帝国データバンクは29日、食品メーカーなど主要195社による2023年の食品値上げ品目数が、計3万2396品だったと発表した。
円安を背景にした原材料価格や光熱費などの高騰が主因で、帝国データは「3万品超えはバブル崩壊以後の30年間で例を見ない。記録的な値上げラッシュの1年」(担当者)と総括した。
一方、来年の値上げは最大1万~1万5000品程度と大幅減少を予想。ただ、為替やコスト要因の動向次第で「再度の値上げラッシュを誘発する可能性がある」(同)とみている。
23年の食品値上げはあらゆる分野に及び、22年の2万5768品を約26%上回った。特に、大手各社が冷凍食品などを一斉に値上げした2月と、鶏卵不足でマヨネーズなどの価格が上昇した4月は、それぞれ5000品を超えた。
節約志向の高まりで、消費者が価格の安いプライベートブランドなどに流れる動きも顕在化。
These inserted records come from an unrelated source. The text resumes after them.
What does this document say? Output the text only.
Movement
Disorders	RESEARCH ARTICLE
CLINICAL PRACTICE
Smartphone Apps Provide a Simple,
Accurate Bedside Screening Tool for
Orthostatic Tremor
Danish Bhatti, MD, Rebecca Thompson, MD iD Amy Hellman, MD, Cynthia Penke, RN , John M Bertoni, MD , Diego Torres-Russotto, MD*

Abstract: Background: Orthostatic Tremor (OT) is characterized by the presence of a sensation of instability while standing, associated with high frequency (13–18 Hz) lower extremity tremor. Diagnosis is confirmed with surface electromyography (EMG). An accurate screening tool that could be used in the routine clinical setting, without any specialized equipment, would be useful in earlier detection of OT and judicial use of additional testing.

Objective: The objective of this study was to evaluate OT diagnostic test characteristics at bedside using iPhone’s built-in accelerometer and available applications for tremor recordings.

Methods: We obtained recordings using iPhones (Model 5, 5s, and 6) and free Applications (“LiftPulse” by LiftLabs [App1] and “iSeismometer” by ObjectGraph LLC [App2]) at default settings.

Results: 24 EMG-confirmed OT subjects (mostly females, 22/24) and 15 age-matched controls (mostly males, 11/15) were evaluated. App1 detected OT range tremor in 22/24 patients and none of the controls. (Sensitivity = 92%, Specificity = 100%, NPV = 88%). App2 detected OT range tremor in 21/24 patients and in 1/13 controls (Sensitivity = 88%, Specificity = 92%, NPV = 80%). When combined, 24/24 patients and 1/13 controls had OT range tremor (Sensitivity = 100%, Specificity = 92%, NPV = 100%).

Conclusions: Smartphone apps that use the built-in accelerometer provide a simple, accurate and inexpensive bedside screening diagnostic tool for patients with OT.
販売数量減少へのメーカー側の懸念が強まったことから、年末にかけて値上げペースは鈍化した。
こうした傾向は24年も続くとみられるが、既にオリーブオイルやウイスキーなど3891品について5月までの値上げ予定が判明している。帝国データは、政府の補助金で軽減されている光熱費の今後の負担増に加え、賃上げによる人件費の増加、運転手不足が懸念される「2024年問題」に伴う物流費高騰などが、再び食品価格引き上げにつながる可能性もあると指摘している。